Светка, Ян и Вера переглянулись. Кажется, у всех были одинаково круглые глаза.
«Минуй нас пуще всех печалей и барский гнев, и барская любовь», – некстати вспомнилось Колдунову.
– Все-таки я сделаю чай, – бодро произнесла Вера, когда пауза затянулась. – Алевтина Васильевна, я сейчас все уберу, и через три минуты чай будет готов.
– Да, – вскочила Светка и схватила швабру. – Плюшки – это песня! А вы что сидите, Ян Саныч? Несите, что там у вас есть.
Вера захлопотала, достала скатерть, использующуюся только в самых торжественных случаях, вроде приезда городских комиссий, и две фарфоровые чашки, из которых, на памяти Яна, ни разу еще не пили.
– Сейчас все накроем, – суетилась Вера, – угостим на славу.
Алевтина Васильевна засмеялась:
– Да уж, знаю я ваше угощение. Кто мне проверяющего из комитета до полусмерти напоил?

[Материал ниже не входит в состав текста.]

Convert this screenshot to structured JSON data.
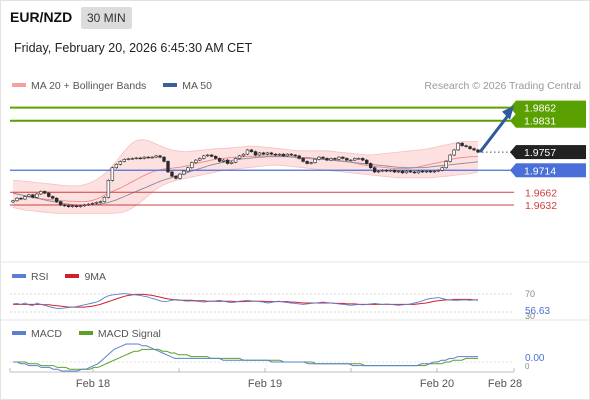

Ян Александрович невольно ухмыльнулся. Дядечка из комитета был стареньким отставником, принадлежавшим к поколению учителей Колдунова. Нужно же было вспомнить и профессора Смирнова, и профессора Лыткина, и многих других! А для освежения памяти пришлось воспользоваться стимуляторами.
– Нет, все было отлично. Только благодаря проявленной вами, Ян Александрович, смекалке мы удостоились самых лестных отзывов в комитете. А лично от вас этот мухомор был просто в восторге и несколько раз упоминал о ваших достоинствах на коллегии главных врачей. Но пожалуй, не стоило все-таки стоять в дверях кабинета и, глядя, как несчастный дед выписывает вензеля по коридору, ржать на всю больницу и кричать: «Хорошо пошел!»
– Да ладно, – пробормотал Ян, с ненавистью наблюдая, как Вера сервирует чай на двоих. Почему ему так больно оттого, что Вера готова оставить его наедине с Алевтиной? Сейчас она все приготовит, оставит ему ключи от кабинета и отвалит в лоно семьи, даже не думая о том, чем они тут занимаются! Наверное, она будет только рада, если Колдунов снова станет Алевтининым любовником… Яну захотелось оказаться где угодно, только подальше от всех этих баб.
Будто услышав его мольбы, зазвонил телефон. Вера взяла трубку, послушала.
– Это вас, из операционной, – сказала, протягивая Колдунову трубку, – Эрнст Михайлович.
– Ян Александрович, вам нужно подойти и оценить ситуацию, – сказал Цырлин глумливым тоном, – сделать, конечно, ничего уже нельзя, но нужно ваше присутствие для протокола.
В другое время Колдунов послал бы своего эрудированного подчиненного куда подальше, но сейчас он воспринял призыв Цырлина как избавление.
– Меня вызывают, – радостно сказал он и в доказательство своих слов помахал перед носом Алевтины телефонной трубкой, – в операционную. Очень сложный случай, так что не знаю, когда освобожусь. Вы тут, дамы, пейте чай, коньяк, ни в чем себе не отказывайте.